Who will clean up the polluted waters? Jensen ended his letter to Lastman this way: “The cleanup will not be peanuts and it will be your legacy.”

Mel wasn’t listening. At the 11th hour, he pressured the Toronto councillors to approve, almost overnight, an elaborate secret contract that forbade any public discussion of the details. (Disturbing details nevertheless trickled out over the next few days).

Perhaps Mayor Mel thinks this is a private business deal to buy refrigerators. Self-importantly, he harangued the more reluctant council members, lecturing them about “normal business practice.” But this isn’t business, it’s democracy.
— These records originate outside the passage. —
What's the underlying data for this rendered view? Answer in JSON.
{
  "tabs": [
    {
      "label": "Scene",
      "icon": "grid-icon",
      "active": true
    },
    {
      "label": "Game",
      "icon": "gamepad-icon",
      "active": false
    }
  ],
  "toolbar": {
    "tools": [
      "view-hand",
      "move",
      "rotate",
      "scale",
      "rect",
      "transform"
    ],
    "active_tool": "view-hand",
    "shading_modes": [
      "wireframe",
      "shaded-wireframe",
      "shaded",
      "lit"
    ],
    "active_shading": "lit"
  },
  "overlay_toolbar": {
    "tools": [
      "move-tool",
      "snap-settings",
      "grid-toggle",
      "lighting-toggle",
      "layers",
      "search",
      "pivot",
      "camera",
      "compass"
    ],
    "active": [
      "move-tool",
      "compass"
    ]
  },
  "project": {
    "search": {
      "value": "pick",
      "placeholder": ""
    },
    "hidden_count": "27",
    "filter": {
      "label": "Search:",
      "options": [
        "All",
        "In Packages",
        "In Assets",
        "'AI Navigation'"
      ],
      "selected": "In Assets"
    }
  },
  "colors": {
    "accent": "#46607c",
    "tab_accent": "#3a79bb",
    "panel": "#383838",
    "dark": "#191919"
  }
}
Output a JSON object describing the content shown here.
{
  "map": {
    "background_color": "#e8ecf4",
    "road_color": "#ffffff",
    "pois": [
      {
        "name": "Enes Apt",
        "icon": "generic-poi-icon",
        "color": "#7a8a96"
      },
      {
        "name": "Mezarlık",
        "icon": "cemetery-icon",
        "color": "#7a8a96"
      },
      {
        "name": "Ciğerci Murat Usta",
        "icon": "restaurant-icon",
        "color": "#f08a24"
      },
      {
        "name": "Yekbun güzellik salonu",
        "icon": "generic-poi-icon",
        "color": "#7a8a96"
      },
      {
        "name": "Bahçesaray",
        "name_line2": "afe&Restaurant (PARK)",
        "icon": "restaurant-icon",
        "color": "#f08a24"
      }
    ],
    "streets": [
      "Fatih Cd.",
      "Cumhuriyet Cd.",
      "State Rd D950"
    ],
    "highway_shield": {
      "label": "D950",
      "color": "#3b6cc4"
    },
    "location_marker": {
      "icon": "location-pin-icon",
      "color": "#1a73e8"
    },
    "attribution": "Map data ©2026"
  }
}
It’s not Mel’s money, it’s ours.

The Adams Mine dump is an outrage, not only because of all the big business wheeling, dealing and profiteering that we’re not supposed to know about, not only because of the corruption of our parliamentary processes and environmental safeguards, but also because the mere idea of reckless toxic dumping, in this day and age, is idiotic.

There are dozens of practical, cheaper, safer, Earth-protecting ways that these conservative dinosaurs at city council evidently can’t be bothered to learn about.

I’m voting for Tooker Gomberg for mayor because, right now, garbage is the defining issue, and he’s on the side of a clean future.